The Cardano team works closely with academics to produce peer-reviewed research to guide blockchain development. They claim its nature as a peer-reviewed and open-source blockchain helps ensure its evolution and survival.
Disadvantages of Cardano
Cardano is trying to create a better version of the blockchain, but other competitors like Ethereum have the advantage of longer histories of use and more consumption by developers.
One of Ethereum 2.0’s upgrades includes a proof-of-stake approach which could negate a key Cardano advantage.
The cryptocurrency market is overcrowded now more than ever, and it’s hard to stand out. There are a lot of competitors in the same place. Cardano doesn’t have that one thing that makes it pop out in the market just yet. However, with the low prices it gives, which are beneficial, this also means less demand for network space.
As smart contracts are being introduced into the network, there is a chance that this could change since smart contracts require more storage than payments.
The technology behind Cardano?
The investors of Cardano believe it could become one of the leading cryptocurrencies thanks to its environmentally friendly and innovative system. Cardano brings a whole new standard in technology. It’s open and inclusive, and it aims to challenge the old and activate a new age of globally-distributed, sustainable innovation.
Building gradually from small to global, Cardano improves how global society interacts, transacts, and creates – and ultimately operates.
As we said, Cardano is a blockchain platform developed using the Haskell programming language: a functional programming language that enables Cardano to pursue evidence-based development, for unparalleled security and stability, and is built on the innovative Ouroboros proof-of-stake consensus protocol.
Future of Cardano
Cardano is designed more for sustainability and less for short-term success. Cardano has a clear roadmap, and due to the clear development plan, the blockchain is constantly being further developed.
The developers analyze the weaknesses of other blockchains according to evidence-based standards and improve them on Cardano. It is the most technically mature blockchain on the market.
In the markets of late 2017 and late 2021, there was a massive price increase that enabled investors to make huge profits. Cardano is mostly characterized by the fact that it either stayed in the top 10 most valuable cryptocurrencies or was very close to them.
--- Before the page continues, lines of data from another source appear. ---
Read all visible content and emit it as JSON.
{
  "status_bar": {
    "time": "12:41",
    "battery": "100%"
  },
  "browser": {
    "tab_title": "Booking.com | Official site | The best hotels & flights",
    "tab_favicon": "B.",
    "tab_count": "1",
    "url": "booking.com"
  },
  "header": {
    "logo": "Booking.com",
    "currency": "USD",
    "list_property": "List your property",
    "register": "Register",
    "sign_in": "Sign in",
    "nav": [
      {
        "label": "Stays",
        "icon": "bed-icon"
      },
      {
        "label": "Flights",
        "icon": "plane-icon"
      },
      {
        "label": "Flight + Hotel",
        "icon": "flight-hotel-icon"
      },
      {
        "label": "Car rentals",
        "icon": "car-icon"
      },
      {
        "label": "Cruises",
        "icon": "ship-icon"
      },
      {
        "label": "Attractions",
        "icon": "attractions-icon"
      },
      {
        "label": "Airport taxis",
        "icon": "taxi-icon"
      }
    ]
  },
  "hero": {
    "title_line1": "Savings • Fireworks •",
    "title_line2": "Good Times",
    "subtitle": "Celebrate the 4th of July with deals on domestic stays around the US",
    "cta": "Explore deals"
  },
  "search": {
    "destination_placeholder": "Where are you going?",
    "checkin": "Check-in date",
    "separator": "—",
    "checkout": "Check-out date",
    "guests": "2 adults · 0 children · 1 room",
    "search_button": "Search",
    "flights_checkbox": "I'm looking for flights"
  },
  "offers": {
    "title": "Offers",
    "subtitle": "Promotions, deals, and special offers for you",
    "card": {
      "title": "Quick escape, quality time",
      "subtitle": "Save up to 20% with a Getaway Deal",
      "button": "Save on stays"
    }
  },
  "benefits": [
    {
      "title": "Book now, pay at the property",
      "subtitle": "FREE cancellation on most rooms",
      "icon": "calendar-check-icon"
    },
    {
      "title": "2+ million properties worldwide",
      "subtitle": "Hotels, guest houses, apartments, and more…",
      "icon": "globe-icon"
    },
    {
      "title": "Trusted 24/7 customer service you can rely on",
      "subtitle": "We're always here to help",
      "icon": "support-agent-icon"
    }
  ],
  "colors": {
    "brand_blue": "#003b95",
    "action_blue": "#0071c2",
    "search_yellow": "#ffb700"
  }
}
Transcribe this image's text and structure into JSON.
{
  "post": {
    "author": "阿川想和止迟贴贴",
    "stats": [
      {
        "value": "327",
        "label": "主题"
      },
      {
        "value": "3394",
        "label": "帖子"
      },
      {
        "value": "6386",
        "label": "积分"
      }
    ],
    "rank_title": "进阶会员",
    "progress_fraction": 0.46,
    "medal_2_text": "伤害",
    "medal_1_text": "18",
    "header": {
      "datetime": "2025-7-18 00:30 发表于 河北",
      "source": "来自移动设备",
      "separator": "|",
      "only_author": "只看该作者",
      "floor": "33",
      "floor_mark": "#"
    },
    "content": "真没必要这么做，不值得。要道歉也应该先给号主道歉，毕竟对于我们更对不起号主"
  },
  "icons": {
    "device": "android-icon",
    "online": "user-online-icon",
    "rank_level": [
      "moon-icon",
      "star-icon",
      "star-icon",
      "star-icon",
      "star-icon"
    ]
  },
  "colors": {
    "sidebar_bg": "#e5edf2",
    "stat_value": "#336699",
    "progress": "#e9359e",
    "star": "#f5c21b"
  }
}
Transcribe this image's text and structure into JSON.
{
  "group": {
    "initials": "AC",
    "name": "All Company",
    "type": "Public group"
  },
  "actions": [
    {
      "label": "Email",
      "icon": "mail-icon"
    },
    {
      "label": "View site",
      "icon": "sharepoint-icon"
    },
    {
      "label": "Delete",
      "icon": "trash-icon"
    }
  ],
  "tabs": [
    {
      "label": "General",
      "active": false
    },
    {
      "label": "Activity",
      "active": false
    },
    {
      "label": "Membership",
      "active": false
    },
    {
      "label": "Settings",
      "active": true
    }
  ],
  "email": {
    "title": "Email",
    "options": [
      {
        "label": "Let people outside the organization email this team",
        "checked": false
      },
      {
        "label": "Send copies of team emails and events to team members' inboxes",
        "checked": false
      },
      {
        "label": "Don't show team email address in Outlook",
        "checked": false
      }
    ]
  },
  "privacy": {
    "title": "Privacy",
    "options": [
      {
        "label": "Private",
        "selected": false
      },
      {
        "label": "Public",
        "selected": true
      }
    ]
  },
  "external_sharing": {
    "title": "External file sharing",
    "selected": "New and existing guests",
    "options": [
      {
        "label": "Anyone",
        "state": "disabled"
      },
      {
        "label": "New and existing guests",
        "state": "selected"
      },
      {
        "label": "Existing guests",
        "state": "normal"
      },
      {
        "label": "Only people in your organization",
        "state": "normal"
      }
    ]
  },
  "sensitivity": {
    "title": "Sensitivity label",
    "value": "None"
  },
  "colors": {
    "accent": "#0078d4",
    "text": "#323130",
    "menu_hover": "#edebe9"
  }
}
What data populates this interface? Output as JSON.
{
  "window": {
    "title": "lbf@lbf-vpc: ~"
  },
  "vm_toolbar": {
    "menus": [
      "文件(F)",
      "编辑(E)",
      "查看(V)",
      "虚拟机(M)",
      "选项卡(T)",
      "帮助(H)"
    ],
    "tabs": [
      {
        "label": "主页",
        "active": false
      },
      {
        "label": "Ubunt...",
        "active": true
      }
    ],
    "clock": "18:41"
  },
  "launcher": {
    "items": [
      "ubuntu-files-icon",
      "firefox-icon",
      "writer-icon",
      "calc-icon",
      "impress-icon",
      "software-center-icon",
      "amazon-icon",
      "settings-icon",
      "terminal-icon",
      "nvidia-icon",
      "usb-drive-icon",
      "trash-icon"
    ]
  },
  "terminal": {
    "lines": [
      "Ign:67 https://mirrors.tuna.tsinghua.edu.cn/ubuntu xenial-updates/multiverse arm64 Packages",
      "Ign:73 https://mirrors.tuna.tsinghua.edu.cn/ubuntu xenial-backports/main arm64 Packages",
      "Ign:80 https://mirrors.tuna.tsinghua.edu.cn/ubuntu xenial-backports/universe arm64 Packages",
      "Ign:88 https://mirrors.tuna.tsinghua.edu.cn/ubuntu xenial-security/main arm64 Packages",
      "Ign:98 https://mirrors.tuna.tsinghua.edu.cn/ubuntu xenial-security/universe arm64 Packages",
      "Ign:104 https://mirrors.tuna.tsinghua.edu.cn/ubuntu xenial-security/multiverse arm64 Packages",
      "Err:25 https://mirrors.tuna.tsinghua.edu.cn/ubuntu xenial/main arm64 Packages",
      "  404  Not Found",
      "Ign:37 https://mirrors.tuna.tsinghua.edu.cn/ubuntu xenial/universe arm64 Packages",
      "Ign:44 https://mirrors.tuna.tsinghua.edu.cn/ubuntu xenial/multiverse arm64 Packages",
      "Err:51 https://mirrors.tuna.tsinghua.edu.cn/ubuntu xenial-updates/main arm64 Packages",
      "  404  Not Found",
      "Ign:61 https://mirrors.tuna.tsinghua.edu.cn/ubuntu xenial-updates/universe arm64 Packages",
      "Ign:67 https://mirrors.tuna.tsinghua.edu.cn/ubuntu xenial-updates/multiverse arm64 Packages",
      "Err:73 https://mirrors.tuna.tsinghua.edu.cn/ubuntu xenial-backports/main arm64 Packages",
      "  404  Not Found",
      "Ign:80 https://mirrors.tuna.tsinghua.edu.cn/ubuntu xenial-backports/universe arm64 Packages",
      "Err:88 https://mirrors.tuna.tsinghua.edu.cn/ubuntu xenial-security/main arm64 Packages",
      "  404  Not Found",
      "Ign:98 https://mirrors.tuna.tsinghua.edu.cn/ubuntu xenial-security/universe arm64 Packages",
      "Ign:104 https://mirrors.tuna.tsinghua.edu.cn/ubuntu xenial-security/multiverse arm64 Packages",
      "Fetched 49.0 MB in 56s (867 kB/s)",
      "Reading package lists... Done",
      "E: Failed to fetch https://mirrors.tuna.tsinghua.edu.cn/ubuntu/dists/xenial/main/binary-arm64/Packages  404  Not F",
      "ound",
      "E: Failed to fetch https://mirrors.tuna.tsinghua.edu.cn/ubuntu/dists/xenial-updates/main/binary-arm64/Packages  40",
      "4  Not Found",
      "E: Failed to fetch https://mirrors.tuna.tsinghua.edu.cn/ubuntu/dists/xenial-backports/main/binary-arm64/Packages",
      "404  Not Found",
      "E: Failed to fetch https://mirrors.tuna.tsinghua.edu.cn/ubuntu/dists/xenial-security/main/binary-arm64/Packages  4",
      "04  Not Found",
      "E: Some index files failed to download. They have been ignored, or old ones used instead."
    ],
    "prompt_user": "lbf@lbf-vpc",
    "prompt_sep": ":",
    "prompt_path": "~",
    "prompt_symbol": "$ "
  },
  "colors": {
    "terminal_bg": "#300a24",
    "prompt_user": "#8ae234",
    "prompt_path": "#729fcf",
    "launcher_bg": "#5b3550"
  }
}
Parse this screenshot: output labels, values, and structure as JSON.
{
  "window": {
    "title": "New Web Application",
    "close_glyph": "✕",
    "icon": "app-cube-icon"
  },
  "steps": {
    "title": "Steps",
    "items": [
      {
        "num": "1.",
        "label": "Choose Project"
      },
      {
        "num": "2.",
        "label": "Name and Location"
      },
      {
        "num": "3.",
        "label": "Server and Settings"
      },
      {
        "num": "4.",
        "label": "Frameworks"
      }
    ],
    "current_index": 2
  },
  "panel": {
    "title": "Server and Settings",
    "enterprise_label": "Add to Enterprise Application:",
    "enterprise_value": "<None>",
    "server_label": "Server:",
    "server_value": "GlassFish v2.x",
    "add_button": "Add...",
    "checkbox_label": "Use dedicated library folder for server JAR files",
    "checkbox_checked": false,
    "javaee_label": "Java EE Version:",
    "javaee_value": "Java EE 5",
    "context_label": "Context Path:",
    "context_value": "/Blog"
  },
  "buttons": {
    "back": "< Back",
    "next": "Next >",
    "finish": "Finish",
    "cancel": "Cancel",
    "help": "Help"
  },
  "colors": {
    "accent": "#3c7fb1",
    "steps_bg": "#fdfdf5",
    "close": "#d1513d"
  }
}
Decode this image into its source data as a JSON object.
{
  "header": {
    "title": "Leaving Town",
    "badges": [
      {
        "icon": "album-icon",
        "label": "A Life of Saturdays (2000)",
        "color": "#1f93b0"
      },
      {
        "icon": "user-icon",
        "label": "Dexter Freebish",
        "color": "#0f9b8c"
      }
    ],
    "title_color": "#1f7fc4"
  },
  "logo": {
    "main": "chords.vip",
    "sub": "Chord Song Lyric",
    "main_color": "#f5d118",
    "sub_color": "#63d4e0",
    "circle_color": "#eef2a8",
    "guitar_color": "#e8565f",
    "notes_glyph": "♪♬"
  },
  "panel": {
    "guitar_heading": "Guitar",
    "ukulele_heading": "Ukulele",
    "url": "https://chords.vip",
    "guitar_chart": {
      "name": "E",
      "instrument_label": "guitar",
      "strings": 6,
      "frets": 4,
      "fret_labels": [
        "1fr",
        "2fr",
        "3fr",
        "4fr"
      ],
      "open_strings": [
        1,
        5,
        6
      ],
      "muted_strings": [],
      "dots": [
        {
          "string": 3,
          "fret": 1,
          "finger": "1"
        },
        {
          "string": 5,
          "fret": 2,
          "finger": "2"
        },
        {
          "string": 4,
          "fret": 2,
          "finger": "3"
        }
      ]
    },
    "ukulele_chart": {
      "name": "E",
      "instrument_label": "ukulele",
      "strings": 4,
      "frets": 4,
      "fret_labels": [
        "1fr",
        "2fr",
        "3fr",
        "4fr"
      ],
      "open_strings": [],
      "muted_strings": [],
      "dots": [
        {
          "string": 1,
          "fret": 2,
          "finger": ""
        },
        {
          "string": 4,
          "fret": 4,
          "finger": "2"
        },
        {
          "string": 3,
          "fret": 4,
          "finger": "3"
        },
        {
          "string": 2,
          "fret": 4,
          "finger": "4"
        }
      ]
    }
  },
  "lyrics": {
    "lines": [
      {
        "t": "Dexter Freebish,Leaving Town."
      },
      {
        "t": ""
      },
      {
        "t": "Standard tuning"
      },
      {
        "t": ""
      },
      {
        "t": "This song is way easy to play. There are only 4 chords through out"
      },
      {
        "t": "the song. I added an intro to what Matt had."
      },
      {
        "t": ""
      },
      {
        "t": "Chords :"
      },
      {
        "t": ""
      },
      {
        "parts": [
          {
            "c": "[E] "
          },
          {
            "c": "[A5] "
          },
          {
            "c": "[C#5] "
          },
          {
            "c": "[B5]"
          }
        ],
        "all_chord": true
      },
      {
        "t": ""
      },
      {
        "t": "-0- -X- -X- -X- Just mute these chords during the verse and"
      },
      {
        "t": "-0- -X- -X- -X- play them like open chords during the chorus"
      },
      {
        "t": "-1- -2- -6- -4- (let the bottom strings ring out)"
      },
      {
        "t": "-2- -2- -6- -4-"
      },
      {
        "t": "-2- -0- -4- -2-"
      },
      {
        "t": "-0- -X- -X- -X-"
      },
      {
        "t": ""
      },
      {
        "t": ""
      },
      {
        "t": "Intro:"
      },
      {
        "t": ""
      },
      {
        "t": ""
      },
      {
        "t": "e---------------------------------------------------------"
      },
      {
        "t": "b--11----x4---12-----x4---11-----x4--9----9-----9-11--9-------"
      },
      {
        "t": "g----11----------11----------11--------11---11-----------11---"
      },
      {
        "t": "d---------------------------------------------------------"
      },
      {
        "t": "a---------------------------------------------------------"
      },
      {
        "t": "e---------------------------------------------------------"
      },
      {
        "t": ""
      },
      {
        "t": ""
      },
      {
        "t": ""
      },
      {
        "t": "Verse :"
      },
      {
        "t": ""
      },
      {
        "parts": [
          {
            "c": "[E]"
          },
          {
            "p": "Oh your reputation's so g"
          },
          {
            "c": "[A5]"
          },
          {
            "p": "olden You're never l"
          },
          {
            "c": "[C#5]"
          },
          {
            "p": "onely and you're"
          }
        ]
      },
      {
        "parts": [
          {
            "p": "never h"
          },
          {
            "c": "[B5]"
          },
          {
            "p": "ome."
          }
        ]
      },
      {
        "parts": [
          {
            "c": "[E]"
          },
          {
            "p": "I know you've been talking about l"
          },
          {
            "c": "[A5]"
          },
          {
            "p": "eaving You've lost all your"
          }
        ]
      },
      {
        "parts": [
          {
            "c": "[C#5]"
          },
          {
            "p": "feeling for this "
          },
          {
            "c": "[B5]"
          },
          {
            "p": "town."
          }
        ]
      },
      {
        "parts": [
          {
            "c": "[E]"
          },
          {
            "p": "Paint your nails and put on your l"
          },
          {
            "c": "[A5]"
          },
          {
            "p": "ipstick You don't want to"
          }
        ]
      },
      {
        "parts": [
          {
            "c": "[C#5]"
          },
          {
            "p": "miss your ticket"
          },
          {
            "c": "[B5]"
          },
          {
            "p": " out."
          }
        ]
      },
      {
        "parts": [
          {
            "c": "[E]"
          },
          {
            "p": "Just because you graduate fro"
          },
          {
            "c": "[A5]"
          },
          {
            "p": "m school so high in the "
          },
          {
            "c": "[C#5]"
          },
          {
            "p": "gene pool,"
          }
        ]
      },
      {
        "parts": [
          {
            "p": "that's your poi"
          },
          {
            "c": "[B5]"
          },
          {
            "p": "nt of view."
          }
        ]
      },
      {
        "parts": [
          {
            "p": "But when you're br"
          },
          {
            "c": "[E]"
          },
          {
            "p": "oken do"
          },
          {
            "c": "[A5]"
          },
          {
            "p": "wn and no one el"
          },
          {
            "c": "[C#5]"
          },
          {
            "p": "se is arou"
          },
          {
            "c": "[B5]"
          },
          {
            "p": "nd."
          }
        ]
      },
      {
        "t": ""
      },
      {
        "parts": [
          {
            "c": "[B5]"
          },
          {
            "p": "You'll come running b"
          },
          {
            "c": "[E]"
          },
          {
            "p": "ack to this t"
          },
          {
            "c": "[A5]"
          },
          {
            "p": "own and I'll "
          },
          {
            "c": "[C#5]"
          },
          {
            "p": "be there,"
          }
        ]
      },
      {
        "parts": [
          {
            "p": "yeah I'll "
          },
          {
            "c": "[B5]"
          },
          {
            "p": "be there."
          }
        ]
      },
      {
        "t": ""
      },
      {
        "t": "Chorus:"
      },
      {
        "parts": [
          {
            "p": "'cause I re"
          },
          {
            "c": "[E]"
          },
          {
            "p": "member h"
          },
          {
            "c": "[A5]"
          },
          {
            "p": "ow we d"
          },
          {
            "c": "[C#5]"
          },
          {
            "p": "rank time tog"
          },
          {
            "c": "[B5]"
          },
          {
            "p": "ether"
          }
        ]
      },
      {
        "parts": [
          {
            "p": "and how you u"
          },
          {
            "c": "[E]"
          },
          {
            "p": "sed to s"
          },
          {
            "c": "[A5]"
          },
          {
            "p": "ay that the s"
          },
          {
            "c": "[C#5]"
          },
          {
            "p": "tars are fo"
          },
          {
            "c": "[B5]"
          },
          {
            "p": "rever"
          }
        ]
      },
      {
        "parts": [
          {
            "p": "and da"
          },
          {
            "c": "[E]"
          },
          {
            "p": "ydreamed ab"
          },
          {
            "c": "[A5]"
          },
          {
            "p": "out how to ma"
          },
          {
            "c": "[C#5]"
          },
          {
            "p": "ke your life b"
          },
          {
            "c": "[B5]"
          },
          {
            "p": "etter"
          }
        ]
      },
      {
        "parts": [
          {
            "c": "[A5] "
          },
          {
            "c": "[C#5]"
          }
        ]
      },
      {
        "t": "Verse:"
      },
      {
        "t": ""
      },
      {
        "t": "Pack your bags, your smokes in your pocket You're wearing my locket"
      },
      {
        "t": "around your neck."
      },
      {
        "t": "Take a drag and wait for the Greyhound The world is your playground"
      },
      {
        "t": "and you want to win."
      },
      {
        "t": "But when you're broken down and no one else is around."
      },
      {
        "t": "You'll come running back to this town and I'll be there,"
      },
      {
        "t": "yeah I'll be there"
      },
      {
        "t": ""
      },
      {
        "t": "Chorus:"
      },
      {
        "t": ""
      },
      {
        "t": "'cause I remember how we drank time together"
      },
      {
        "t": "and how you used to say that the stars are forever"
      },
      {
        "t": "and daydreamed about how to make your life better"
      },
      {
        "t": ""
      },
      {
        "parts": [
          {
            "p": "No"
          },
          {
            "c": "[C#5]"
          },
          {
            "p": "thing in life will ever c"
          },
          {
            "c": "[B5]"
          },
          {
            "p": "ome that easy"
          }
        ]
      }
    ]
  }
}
This is a long-term potential of Cardano because the cryptocurrency impresses with its consistency over the years.
Cardano powers a whole new, globally scalable, and more secure solution. Its technology is constantly improved upon through evidence-based development methods, and guided by an absolutely democratic voting system.
Every member has a voice. The opportunity of Cardano is completely flexible to your use case. It is an opportunity that creates other opportunities, continuously.